Bu arada, gece elektrikler kesildiği için benim çamaşırlar makinada kalmış Haşim'in evinde. Sabah yeniden yıkanıp misler gibi geldi. Bana da onları arabanın bagajındaki eşyalarımın üzerine asmak kaldı. Birkaç saatte kuruyuveriyor orada. Tecrübe ile sabit ;)

Düzenli aldığım kalp ilaçlarımdan bazıları bitmek üzereydi. Aile doktorum Birol Beyi arayıp yazdırdım ilaçlarımı. Ekstra olarak da kramplar için magnezyum, kas gevşetici ve sinek böcek ısırmasına karşı bir merhem de yazdırdım. Bir de soğuk algınlığı vb için teraflu. Sonra eczane eczane dolaşıp üçüncüsünde bulabildim ancak reçetedeki ilaçların hepsini.
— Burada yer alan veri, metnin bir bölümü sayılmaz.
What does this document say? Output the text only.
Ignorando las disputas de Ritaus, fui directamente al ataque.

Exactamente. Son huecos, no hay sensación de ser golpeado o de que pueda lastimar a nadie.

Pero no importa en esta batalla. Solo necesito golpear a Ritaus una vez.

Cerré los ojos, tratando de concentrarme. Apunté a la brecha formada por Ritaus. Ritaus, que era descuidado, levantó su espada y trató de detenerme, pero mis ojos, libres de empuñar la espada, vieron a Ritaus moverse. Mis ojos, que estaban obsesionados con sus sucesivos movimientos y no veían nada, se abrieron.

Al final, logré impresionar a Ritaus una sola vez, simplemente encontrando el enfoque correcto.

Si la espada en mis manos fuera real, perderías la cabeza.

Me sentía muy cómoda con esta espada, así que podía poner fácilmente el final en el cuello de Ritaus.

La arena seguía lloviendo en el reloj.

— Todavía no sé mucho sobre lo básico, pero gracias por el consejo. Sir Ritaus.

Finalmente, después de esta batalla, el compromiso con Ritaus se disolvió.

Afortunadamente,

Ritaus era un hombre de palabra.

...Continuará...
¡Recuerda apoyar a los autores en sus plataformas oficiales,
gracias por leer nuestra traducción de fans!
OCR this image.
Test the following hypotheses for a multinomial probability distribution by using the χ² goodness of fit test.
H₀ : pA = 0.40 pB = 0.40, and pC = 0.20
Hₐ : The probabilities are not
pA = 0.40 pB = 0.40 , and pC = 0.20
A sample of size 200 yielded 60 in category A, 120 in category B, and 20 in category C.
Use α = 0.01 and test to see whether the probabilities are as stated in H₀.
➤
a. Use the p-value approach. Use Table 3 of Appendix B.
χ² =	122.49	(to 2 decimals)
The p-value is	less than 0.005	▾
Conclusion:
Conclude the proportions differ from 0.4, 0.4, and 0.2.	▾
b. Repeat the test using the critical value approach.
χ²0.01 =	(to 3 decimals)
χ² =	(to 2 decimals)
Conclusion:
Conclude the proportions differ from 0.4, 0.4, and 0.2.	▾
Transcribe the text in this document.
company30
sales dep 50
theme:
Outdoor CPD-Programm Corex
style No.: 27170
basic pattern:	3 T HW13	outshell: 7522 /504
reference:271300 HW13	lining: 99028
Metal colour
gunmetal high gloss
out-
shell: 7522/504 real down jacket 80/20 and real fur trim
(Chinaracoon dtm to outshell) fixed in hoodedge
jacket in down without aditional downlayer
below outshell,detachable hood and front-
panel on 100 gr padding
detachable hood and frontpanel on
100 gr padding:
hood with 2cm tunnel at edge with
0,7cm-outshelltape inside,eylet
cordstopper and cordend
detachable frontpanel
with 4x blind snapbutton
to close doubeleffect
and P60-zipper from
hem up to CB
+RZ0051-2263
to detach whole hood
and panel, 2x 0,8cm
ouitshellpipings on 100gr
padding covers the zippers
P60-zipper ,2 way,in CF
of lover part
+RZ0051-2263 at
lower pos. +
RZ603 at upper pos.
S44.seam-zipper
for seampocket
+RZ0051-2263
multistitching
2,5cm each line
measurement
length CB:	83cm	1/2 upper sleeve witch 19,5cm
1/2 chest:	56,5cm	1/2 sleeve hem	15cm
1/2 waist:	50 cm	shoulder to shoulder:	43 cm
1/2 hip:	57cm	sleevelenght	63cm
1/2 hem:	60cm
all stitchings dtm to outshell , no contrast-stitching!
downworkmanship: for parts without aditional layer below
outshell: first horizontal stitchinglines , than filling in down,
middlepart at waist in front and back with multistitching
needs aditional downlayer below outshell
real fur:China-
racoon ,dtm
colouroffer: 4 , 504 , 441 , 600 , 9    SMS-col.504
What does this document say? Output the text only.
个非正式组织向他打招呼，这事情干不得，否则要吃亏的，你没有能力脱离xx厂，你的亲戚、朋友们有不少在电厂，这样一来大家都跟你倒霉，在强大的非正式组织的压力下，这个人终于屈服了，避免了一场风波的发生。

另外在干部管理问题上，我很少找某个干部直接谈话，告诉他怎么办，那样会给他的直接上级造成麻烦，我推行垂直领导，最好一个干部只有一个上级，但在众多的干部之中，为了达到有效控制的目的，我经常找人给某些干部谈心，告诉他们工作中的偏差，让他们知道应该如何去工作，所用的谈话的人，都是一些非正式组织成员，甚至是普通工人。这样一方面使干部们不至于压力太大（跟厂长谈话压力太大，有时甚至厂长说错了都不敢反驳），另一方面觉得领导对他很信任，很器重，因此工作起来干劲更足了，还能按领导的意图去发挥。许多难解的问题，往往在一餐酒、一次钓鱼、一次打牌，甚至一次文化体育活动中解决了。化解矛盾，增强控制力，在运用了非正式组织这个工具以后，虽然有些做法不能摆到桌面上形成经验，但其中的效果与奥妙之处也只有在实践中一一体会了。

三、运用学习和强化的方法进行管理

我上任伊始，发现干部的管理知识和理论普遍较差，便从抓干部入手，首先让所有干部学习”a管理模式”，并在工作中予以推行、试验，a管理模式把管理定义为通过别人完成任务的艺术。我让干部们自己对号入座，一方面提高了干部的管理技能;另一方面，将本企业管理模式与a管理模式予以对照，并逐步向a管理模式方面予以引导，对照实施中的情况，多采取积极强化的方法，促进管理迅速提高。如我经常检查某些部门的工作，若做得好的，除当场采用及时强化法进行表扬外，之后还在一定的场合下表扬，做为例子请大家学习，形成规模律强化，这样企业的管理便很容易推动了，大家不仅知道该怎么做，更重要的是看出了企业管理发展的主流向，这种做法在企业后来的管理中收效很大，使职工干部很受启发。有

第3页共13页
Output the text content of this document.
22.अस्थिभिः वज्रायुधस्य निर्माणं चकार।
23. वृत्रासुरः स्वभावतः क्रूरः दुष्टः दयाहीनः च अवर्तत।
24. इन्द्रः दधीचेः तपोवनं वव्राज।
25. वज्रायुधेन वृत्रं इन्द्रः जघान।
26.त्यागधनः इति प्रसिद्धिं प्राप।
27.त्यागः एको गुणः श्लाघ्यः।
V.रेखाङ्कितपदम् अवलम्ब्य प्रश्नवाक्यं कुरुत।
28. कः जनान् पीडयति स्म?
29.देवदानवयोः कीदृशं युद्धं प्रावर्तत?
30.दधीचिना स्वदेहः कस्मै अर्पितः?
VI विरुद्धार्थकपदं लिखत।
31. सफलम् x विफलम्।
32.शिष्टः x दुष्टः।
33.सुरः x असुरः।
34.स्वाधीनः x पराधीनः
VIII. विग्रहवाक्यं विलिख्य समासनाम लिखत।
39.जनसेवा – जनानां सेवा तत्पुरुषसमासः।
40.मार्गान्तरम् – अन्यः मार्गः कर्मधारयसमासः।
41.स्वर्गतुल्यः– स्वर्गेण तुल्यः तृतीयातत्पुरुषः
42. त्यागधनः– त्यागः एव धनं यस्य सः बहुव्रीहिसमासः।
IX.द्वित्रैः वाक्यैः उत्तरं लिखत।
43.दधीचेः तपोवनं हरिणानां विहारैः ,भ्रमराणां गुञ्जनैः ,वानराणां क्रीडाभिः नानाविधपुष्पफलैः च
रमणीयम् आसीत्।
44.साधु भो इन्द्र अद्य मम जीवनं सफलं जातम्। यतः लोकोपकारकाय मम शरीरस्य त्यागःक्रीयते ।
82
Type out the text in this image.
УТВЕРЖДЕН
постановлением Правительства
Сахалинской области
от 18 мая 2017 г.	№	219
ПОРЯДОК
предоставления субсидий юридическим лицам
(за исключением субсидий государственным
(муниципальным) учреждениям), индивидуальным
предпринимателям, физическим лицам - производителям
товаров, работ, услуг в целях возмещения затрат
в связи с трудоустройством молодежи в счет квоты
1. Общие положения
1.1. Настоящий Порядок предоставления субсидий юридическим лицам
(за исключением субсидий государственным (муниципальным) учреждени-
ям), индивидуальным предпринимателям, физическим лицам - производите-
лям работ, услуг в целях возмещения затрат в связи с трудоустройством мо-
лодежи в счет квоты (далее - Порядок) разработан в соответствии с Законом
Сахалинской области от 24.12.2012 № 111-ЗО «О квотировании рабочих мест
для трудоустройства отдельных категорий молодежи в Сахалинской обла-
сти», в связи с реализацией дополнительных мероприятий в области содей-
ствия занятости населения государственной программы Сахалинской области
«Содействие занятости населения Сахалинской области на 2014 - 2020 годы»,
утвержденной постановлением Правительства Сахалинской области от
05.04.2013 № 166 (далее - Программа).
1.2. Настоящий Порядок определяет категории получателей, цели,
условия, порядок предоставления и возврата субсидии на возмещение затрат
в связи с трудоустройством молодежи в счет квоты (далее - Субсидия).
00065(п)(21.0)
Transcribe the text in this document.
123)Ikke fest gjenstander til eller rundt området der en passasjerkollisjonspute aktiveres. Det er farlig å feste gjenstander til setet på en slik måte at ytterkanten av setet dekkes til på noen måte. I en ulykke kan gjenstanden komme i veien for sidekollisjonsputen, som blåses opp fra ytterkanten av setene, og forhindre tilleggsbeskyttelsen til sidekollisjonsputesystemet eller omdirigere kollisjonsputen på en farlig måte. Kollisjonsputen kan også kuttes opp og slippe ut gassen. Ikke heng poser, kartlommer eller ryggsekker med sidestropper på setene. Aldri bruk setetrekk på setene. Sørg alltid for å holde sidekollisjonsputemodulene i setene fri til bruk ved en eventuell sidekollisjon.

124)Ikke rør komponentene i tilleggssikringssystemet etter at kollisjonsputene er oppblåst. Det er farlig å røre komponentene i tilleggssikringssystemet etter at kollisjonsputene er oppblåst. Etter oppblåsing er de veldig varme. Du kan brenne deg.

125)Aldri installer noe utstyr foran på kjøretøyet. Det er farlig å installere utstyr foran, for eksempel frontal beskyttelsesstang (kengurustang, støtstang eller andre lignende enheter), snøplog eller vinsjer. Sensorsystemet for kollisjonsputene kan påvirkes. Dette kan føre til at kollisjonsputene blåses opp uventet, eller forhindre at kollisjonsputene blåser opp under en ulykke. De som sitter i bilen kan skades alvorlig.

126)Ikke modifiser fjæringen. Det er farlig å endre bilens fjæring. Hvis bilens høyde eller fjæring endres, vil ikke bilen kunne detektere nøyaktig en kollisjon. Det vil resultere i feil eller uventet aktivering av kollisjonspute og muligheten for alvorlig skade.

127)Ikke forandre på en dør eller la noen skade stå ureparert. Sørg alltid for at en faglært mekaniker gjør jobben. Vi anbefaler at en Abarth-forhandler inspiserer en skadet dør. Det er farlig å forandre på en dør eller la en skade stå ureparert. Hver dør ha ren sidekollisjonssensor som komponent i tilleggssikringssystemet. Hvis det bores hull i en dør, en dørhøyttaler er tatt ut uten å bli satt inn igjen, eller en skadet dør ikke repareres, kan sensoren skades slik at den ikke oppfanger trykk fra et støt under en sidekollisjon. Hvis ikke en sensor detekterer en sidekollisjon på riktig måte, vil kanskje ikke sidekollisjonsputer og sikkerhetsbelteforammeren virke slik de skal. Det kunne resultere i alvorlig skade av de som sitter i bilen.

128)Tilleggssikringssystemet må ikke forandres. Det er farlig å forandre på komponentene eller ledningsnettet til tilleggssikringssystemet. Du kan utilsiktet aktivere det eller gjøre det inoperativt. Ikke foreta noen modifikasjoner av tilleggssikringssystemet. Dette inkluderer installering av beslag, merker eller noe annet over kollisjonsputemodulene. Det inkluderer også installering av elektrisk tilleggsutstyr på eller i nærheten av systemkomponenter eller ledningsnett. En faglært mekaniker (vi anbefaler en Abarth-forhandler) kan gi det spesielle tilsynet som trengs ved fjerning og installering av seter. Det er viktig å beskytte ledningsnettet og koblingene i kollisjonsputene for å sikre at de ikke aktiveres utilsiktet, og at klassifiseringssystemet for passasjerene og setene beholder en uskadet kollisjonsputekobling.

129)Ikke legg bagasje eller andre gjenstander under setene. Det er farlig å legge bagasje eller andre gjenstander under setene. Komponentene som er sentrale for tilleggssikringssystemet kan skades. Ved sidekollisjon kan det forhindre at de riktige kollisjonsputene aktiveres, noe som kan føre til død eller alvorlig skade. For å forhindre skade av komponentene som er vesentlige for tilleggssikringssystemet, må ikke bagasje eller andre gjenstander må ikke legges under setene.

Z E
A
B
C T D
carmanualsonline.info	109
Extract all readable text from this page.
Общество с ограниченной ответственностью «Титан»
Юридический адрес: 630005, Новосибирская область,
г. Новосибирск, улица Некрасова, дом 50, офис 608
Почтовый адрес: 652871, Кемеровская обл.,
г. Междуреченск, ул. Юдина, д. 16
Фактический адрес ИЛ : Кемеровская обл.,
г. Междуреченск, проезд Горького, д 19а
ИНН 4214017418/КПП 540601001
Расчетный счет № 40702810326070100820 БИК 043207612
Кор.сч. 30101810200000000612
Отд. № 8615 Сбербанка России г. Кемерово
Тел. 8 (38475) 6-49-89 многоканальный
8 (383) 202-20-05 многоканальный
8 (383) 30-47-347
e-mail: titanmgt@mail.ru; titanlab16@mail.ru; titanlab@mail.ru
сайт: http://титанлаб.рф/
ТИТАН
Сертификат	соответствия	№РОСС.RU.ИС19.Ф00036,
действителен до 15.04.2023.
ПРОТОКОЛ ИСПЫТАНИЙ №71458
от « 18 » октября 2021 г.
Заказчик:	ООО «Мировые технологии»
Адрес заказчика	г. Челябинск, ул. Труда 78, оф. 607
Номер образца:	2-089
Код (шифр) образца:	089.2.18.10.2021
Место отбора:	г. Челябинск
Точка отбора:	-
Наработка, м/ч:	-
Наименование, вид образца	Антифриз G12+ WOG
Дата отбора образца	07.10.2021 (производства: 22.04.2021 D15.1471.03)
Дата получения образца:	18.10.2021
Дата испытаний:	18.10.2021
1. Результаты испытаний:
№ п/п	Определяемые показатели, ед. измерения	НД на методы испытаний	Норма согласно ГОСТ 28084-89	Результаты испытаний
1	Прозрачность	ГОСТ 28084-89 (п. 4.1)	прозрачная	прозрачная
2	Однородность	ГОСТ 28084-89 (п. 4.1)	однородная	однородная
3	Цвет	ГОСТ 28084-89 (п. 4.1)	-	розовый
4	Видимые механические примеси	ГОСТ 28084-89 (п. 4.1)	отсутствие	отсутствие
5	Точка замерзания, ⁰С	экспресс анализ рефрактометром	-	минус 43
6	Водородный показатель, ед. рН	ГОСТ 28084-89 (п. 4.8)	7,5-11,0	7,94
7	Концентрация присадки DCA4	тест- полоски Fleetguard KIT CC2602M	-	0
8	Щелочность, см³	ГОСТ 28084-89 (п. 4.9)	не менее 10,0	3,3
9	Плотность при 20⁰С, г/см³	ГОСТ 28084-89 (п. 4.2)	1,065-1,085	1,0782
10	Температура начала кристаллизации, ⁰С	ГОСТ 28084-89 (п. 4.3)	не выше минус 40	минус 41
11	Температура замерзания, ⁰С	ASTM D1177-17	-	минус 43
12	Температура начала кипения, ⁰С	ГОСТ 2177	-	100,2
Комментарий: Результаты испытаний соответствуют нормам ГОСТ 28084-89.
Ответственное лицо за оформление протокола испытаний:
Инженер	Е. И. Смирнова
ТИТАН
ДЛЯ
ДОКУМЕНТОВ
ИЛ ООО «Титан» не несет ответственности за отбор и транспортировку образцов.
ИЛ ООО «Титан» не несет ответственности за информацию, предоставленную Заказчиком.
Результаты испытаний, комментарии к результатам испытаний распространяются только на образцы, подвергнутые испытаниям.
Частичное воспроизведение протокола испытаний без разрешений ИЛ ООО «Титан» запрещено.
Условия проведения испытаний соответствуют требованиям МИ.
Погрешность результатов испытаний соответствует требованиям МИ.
Artık Muş'a ve sevgili dostlar, kardeşler Ercan ve Haşim'e veda edip yola çıkma zamanı. Kucaklaşıp vedalaştık. Çok iyi insanlar çok. Haklarını ödeyemem. Misafirperverlikleri ve candan arkadaşlıkları ile mahçup ettiler beni. Kendilerini Denizli'ye davet ettim. Sağlıcakla kalsınlar...

Bitlis'e doğru yola çıkmadan önce ilk gece uğrayıp sonra görüşemediğim, Antalya'da yaşayan Muşlu Dağcı Ömer Faruk Gülşen Abimin kardeşi Çağatay ve onun oğlu Kadir ile vedalaşmak için uğradım yukarılardaki Eski Muş'tan aşağıdaki ovaya inen Atatürk Caddesi üzerindeki çiğ köfteci mekanlarına. Her şey için teşekkür ettim ve tekrar görüşmek dileği ile vedalaşıp ayrıldım.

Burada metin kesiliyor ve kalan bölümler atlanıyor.